Brüssel liegt nicht am Meer
Die EU hat Italien bei der Rettung der Bootsflüchtlinge im Stich gelassen von Stefano Liberti
Seit Anfang 2014 hat die italienische Marine nach Angaben der Regierung in Rom bei 420 Einsätzen etwa 150 000 Menschen aus dem Mittelmeer gerettet. Nach den beiden großen Bootsunglücken im Oktober 2013 vor der 200 Kilometer südwestlich von Sizilien gelegenen Insel Lampedusa, bei denen etwa 600 Flüchtlinge aus Syrien und Eritrea ertrunken sind, hatte die italienische Regierung die Operation „Mare Nostrum“ („Unser Meer“) ins Leben gerufen. Durch das rechtzeitige Aufspüren von Flüchtlingsbooten soll verhindert werden, dass sich solche Tragödien wiederholen.
An der Mission waren Soldaten, Schiffe und Flugzeuge der italienischen Marine, Armee und Luftwaffe, der Carabinieri, der Zolltruppe und der Küstenwache beteiligt, dazu auf den Einsatzschiffen auch Polizeibeamte. Dank der einzigartigen Such- und Rettungsaktionen konnten seither geortete Migrantenboote schon vor der libyschen Küste aufgegriffen werden. Die Geretteten wurden in Häfen auf Sizilien oder auf das italienische Festland gebracht.
Die Anzahl der Neuankömmlinge ist in den letzten Monaten dramatisch gestiegen. Die Zahl von 150 000 Flüchtlingen, die bis Anfang November 2014 über das Mittelmeer nach Europa gelangt sind, haben den bisherigen Spitzenwert von 63 000 (für das gesamte Jahr 2011) bereits weit übertroffen.
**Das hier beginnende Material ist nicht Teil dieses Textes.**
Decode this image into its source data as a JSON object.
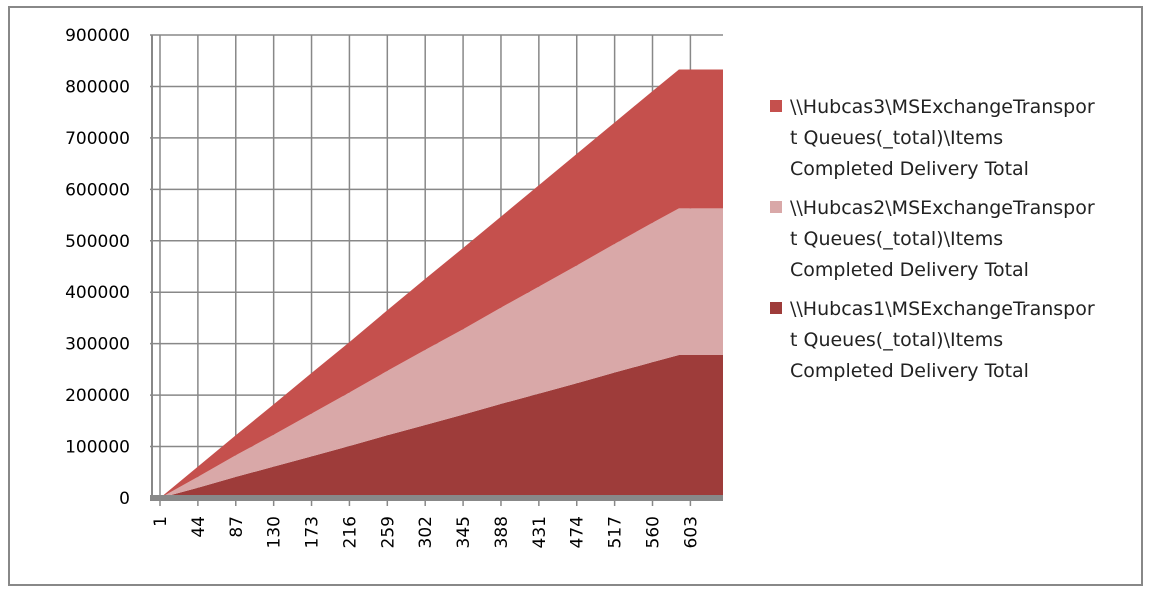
{
  "chart_data": {
    "type": "area",
    "stacked": true,
    "x": [
      1,
      44,
      87,
      130,
      173,
      216,
      259,
      302,
      345,
      388,
      431,
      474,
      517,
      560,
      590,
      603,
      640
    ],
    "xlim": [
      1,
      640
    ],
    "xticks": [
      1,
      44,
      87,
      130,
      173,
      216,
      259,
      302,
      345,
      388,
      431,
      474,
      517,
      560,
      603
    ],
    "ylim": [
      0,
      900000
    ],
    "yticks": [
      0,
      100000,
      200000,
      300000,
      400000,
      500000,
      600000,
      700000,
      800000,
      900000
    ],
    "grid": true,
    "series": [
      {
        "name": "\\\\Hubcas1\\MSExchangeTransport Queues(_total)\\Items Completed Delivery Total",
        "color": "#9e3c3a",
        "values": [
          0,
          20000,
          41000,
          61000,
          81000,
          101000,
          122000,
          142000,
          162000,
          183000,
          203000,
          223000,
          244000,
          264000,
          278000,
          278000,
          278000
        ]
      },
      {
        "name": "\\\\Hubcas2\\MSExchangeTransport Queues(_total)\\Items Completed Delivery Total",
        "color": "#d9a8a8",
        "values": [
          0,
          21000,
          42000,
          62000,
          83000,
          104000,
          125000,
          146000,
          166000,
          187000,
          208000,
          229000,
          250000,
          271000,
          285000,
          285000,
          285000
        ]
      },
      {
        "name": "\\\\Hubcas3\\MSExchangeTransport Queues(_total)\\Items Completed Delivery Total",
        "color": "#c5504d",
        "values": [
          0,
          20000,
          39000,
          59000,
          79000,
          98000,
          118000,
          138000,
          158000,
          177000,
          197000,
          217000,
          236000,
          256000,
          270000,
          270000,
          270000
        ]
      }
    ]
  }
}
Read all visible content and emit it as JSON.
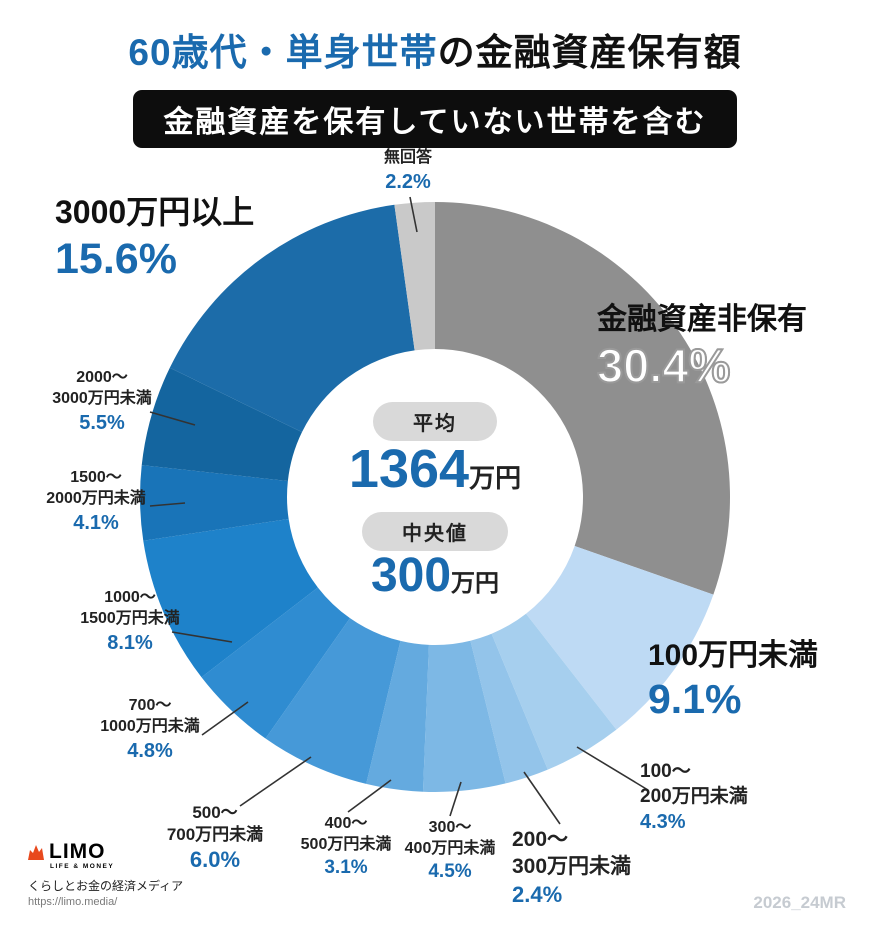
{
  "title": {
    "highlight": "60歳代・単身世帯",
    "rest": "の金融資産保有額"
  },
  "subtitle": "金融資産を保有していない世帯を含む",
  "center": {
    "average_label": "平均",
    "average_value": "1364",
    "average_unit": "万円",
    "median_label": "中央値",
    "median_value": "300",
    "median_unit": "万円"
  },
  "footer": {
    "brand": "LIMO",
    "brand_sub": "LIFE & MONEY",
    "tagline": "くらしとお金の経済メディア",
    "url": "https://limo.media/",
    "code": "2026_24MR"
  },
  "colors": {
    "accent_blue": "#1a6aae",
    "gray_segment": "#8f8f8f",
    "no_answer_gray": "#c9c9c9"
  },
  "chart_data": {
    "type": "pie",
    "donut": true,
    "start": "top",
    "direction": "clockwise",
    "unit": "%",
    "title": "60歳代・単身世帯の金融資産保有額（金融資産を保有していない世帯を含む）",
    "center_stats": [
      {
        "label": "平均",
        "value": 1364,
        "unit": "万円"
      },
      {
        "label": "中央値",
        "value": 300,
        "unit": "万円"
      }
    ],
    "segments": [
      {
        "id": "hihoyuu",
        "l1": "金融資産非保有",
        "l2": "",
        "value": 30.4,
        "pct": "30.4%",
        "color": "#8f8f8f"
      },
      {
        "id": "lt100",
        "l1": "100万円未満",
        "l2": "",
        "value": 9.1,
        "pct": "9.1%",
        "color": "#bedaf4"
      },
      {
        "id": "100-200",
        "l1": "100〜",
        "l2": "200万円未満",
        "value": 4.3,
        "pct": "4.3%",
        "color": "#a6cfee"
      },
      {
        "id": "200-300",
        "l1": "200〜",
        "l2": "300万円未満",
        "value": 2.4,
        "pct": "2.4%",
        "color": "#93c4ea"
      },
      {
        "id": "300-400",
        "l1": "300〜",
        "l2": "400万円未満",
        "value": 4.5,
        "pct": "4.5%",
        "color": "#7db8e5"
      },
      {
        "id": "400-500",
        "l1": "400〜",
        "l2": "500万円未満",
        "value": 3.1,
        "pct": "3.1%",
        "color": "#64aadf"
      },
      {
        "id": "500-700",
        "l1": "500〜",
        "l2": "700万円未満",
        "value": 6.0,
        "pct": "6.0%",
        "color": "#4699d8"
      },
      {
        "id": "700-1000",
        "l1": "700〜",
        "l2": "1000万円未満",
        "value": 4.8,
        "pct": "4.8%",
        "color": "#2f8cd1"
      },
      {
        "id": "1000-1500",
        "l1": "1000〜",
        "l2": "1500万円未満",
        "value": 8.1,
        "pct": "8.1%",
        "color": "#1e82ca"
      },
      {
        "id": "1500-2000",
        "l1": "1500〜",
        "l2": "2000万円未満",
        "value": 4.1,
        "pct": "4.1%",
        "color": "#1974b8"
      },
      {
        "id": "2000-3000",
        "l1": "2000〜",
        "l2": "3000万円未満",
        "value": 5.5,
        "pct": "5.5%",
        "color": "#14659f"
      },
      {
        "id": "ge3000",
        "l1": "3000万円以上",
        "l2": "",
        "value": 15.6,
        "pct": "15.6%",
        "color": "#1c6ca9"
      },
      {
        "id": "mukaitou",
        "l1": "無回答",
        "l2": "",
        "value": 2.2,
        "pct": "2.2%",
        "color": "#c9c9c9"
      }
    ]
  }
}
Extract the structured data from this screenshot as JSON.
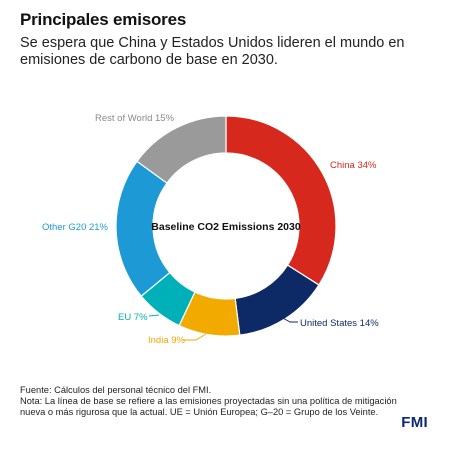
{
  "title": "Principales emisores",
  "subtitle": "Se espera que China y Estados Unidos lideren el mundo en emisiones de carbono de base en 2030.",
  "chart_data": {
    "type": "pie",
    "donut": true,
    "center_label": "Baseline CO2 Emissions 2030",
    "unit": "%",
    "slices": [
      {
        "label": "China",
        "display": "China 34%",
        "value": 34,
        "color": "#d7281d"
      },
      {
        "label": "United States",
        "display": "United States 14%",
        "value": 14,
        "color": "#0d2a66"
      },
      {
        "label": "India",
        "display": "India 9%",
        "value": 9,
        "color": "#f2a900"
      },
      {
        "label": "EU",
        "display": "EU 7%",
        "value": 7,
        "color": "#00b0b9"
      },
      {
        "label": "Other G20",
        "display": "Other G20 21%",
        "value": 21,
        "color": "#1d9ad6"
      },
      {
        "label": "Rest of World",
        "display": "Rest of World 15%",
        "value": 15,
        "color": "#9a9a9a"
      }
    ]
  },
  "footer": {
    "source": "Fuente: Cálculos del personal técnico del FMI.",
    "note_line1": "Nota: La línea de base se refiere a las emisiones proyectadas sin una política de mitigación",
    "note_line2": "nueva o más rigurosa que la actual. UE = Unión Europea; G–20 = Grupo de los Veinte."
  },
  "logo": "FMI"
}
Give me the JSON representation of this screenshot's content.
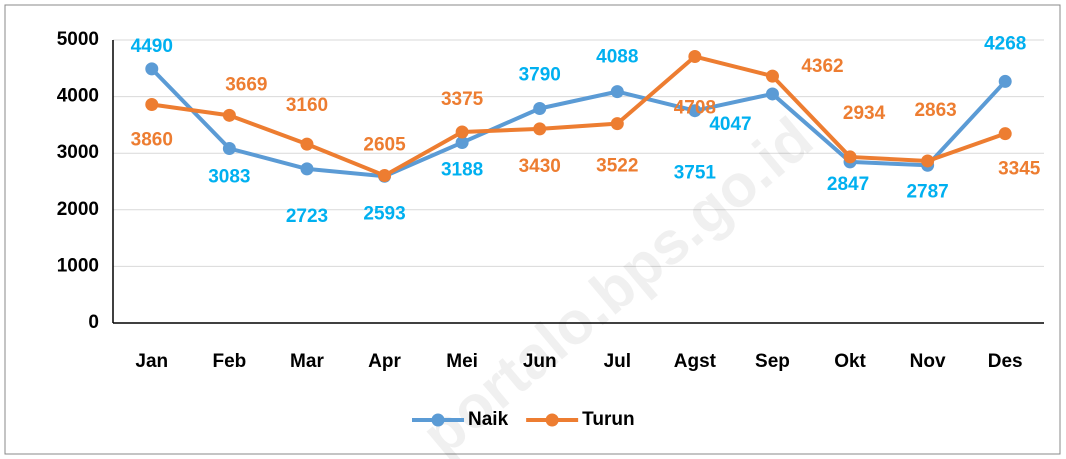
{
  "chart_data": {
    "type": "line",
    "categories": [
      "Jan",
      "Feb",
      "Mar",
      "Apr",
      "Mei",
      "Jun",
      "Jul",
      "Agst",
      "Sep",
      "Okt",
      "Nov",
      "Des"
    ],
    "series": [
      {
        "name": "Naik",
        "color": "#5b9bd5",
        "label_color": "#00b0f0",
        "values": [
          4490,
          3083,
          2723,
          2593,
          3188,
          3790,
          4088,
          3751,
          4047,
          2847,
          2787,
          4268
        ]
      },
      {
        "name": "Turun",
        "color": "#ed7d31",
        "label_color": "#ed7d31",
        "values": [
          3860,
          3669,
          3160,
          2605,
          3375,
          3430,
          3522,
          4708,
          4362,
          2934,
          2863,
          3345
        ]
      }
    ],
    "ylim": [
      0,
      5000
    ],
    "yticks": [
      0,
      1000,
      2000,
      3000,
      4000,
      5000
    ],
    "grid": true,
    "legend": "bottom",
    "watermark": "portalo.bps.go.id"
  }
}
Damals hatte der Arabische Frühling in Tunesien und der Bürgerkrieg in Libyen viele Menschen genötigt, ihren Heimatländern den Rücken zu kehren.
Diese Flüchtlingswellen hatten vielfältige Gründe: Instabilität und Krieg in den Herkunftsländern, aber auch zunehmende Unsicherheit in Ländern wie Libyen, wo es praktisch keine funktionierende Zentralregierung mehr gibt und die Macht in den Händen von Milizen liegt. Die große Mehrheit der Flüchtlinge, die an Italiens Küsten anlanden, sind in Libyen aufgebrochen. Die meisten von ihnen stammen ursprünglich aus Konfliktgebieten wie Syrien, Mali, Nordnigeria und Eritrea.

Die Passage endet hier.